The stance of the policy remains ‘accommodative’, but look at the guidance. What does it say? ‘The MPC …decided unanimously to remain accommodative while focusing on withdrawal of accommodation to ensure that inflation remains within the target going forward, while supporting growth.’
One cannot quibble with central bank-speak but the stance has clearly shifted. Even though the RBI has not officially admitted it, the move is towards neutralisation.
In fact, at the post-policy interaction with the media, RBI Deputy Governor Michael Patra highlighted that the ultra-accommodation’ is being removed and the process of moving towards positive real rates has started.
Can we expect the RBI to be more explicit?
Why is this a withdrawal of accommodation? Well, there is a big shift in the Indian central bank’s approach to monetary policy. In its scheme of things, tackling inflation now comes ahead of ensuring growth in the world’s sixth largest economy.
Look at the change in the language.
Two months back, in February, the RBI had said, ‘The MPC also decided to continue with the accommodative stance as long as necessary to revive and sustain growth on a durable basis… while ensuring that inflation remains within the target going forward.’
What did it say four weeks ago? ‘The MPC also decided to remain accommodative while focusing on withdrawal of accommodation to ensure that inflation remains within the target going forward, while supporting growth.’
I wonder why the RBI didn’t raise the reverse repo rate instead of killing it. Probably, to convince the market about gradualism — nothing will be done in a hurry.
After all, it needs to ensure a record high government borrowing during the year. But the market was not exactly convinced. The 10-year bond yield breached the 7 per cent level to touch 7.12 per cent, last seen in May 2019 when the repo rate was 6 per cent.
The market expects multiple rate hikes in the coming months and the repo rate to be at around 5 per cent by the year-end.
The RBI’s Monetary Policy Report, released along with the policy, speaks about core inflation remaining at an elevated level of 6 per cent, at the upper end of the inflation target band (4 per cent +/- 2 per cent), and the impact of the Russia-Ukraine conflict not only on crude and other commodity prices but also on food inflation. It also talks about a high level of inflation in FY24.

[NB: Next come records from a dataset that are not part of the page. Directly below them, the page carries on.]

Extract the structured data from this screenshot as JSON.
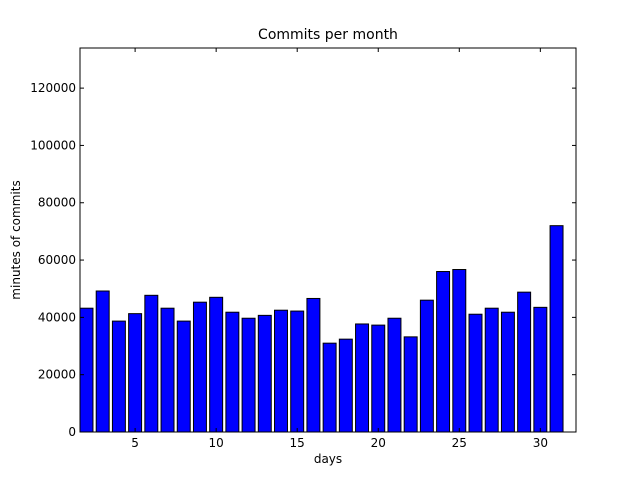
{
  "chart_data": {
    "type": "bar",
    "title": "Commits per month",
    "xlabel": "days",
    "ylabel": "minutes of commits",
    "bar_color": "#0000ff",
    "bar_edge_color": "#000000",
    "grid": false,
    "xlim": [
      1.6,
      32.2
    ],
    "ylim": [
      0,
      134000
    ],
    "xticks": [
      5,
      10,
      15,
      20,
      25,
      30
    ],
    "yticks": [
      0,
      20000,
      40000,
      60000,
      80000,
      100000,
      120000
    ],
    "bar_width": 0.8,
    "x": [
      2,
      3,
      4,
      5,
      6,
      7,
      8,
      9,
      10,
      11,
      12,
      13,
      14,
      15,
      16,
      17,
      18,
      19,
      20,
      21,
      22,
      23,
      24,
      25,
      26,
      27,
      28,
      29,
      30,
      31
    ],
    "values": [
      43200,
      49200,
      38700,
      41300,
      47700,
      43200,
      38700,
      45300,
      47000,
      41800,
      39700,
      40700,
      42500,
      42200,
      46600,
      31000,
      32400,
      37700,
      37300,
      39700,
      33200,
      46000,
      56000,
      56700,
      41100,
      43200,
      41800,
      48800,
      43500,
      72000
    ]
  }
}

RBI Governor Shaktikanta Das has clearly stated that future policy actions would respond to a dynamic and fast-changing world. In other words, the actions will be data-dependent.
While it’s certain that a tight money policy is staring at India, the pace of the rate hike and its quantum cannot be predicted at this point.
Can the RBI start raising rates while withdrawing accommodation but not changing the stance to neutral? That’s also possible. Patra has spoken about moving to positive real rates. Technically, till we have a positive real rate, the stance can remain accommodative, and yet rates can be hiked.
The RBI’s average inflation projection for the year, at 5.7 per cent, is definitely more realistic than its February projection but a few analysts say it could inch towards 6 per cent. Even at 5.7 per cent, it is some distance away from reaching positive real rate.
Whether the RBI will start raising rates while withdrawing accommodation (and not explicitly changing its stance) is something to watch out for but a formal rate hike is not far away. That’s a reality and the Indian central bank is not in a denial mode. Despite there being no rate hike, formally, there could not have been a more hawkish policy.
This column was written before RBI Governor Shaktikanta Das’s announcement on May 4, 2022.
Tamal Bandyopadhyay, a consulting editor with Business Standard, is an author and senior adviser to the Jana Small Finance Bank Ltd.